I found this tutorial and thought, why not. man, was it so ever fast and easy. This would be a good choice for our swaps that we do. I did a 35 charm pack in about 2 hours total. I can see this being done in blacks and brights, or done in a holiday theme like Christmas. It is basic press and sew. Took about 20 minutes to square everything up. I am thinking of attacking my Christmas print for this one. Maybe Halloween if I have enough. I am thinking of making a bunch up for donations.
I just noticed that my tumblers are not the same direction, but I guess it doesn't matter too much.

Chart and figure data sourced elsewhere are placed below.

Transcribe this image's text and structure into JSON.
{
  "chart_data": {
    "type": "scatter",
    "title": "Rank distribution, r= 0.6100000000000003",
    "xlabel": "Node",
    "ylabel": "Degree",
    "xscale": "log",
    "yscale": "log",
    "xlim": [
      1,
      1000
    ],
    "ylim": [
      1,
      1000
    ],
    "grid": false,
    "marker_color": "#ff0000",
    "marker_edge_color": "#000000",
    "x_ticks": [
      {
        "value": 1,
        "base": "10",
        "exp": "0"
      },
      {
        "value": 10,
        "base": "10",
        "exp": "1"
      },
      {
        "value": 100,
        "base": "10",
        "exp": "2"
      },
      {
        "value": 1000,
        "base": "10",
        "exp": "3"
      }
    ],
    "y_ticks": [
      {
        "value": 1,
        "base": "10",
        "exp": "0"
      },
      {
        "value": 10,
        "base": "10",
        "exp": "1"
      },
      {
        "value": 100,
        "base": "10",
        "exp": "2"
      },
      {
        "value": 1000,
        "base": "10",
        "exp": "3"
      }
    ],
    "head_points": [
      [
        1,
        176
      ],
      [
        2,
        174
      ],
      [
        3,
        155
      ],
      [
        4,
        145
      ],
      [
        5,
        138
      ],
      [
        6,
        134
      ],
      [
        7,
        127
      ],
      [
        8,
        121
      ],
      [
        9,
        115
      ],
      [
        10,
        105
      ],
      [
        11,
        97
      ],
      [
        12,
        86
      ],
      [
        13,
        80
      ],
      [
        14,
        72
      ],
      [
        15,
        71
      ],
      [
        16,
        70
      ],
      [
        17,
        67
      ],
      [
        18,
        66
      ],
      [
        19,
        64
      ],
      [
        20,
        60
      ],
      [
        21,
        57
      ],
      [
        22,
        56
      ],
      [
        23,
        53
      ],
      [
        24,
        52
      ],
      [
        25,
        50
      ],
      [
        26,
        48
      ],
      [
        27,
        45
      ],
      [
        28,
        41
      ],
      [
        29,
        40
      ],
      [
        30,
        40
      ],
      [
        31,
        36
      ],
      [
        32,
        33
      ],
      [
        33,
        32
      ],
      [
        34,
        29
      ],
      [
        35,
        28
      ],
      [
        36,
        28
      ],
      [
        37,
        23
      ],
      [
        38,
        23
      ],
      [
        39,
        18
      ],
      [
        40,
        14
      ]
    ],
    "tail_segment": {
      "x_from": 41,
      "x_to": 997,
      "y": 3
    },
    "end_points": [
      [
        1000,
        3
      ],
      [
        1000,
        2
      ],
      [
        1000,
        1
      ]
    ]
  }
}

[ame]https://www.youtube.com/watch?v=bRHOebrCAZo&list=PLD5EF21A981F69C28&index=3[/ame]


----------



## homemaid (Apr 26, 2011)

That is very cute.. Thank you for sharing..


----------



## Maura (Jun 6, 2004)

That is a cheerful quilt. I think it would make wonderful baby or toddler quilts.


----------



## CJ (May 10, 2002)

It is cute!


----------



## margo (May 29, 2002)

pretty !


----------



## CraftyLady (Jul 18, 2014)

We have a modern quilt guild in our area. That's a wonderful modern style quilt. 

http://www.themodernquiltguild.com/

That's their main website. Started in Portland and now is world wide.


----------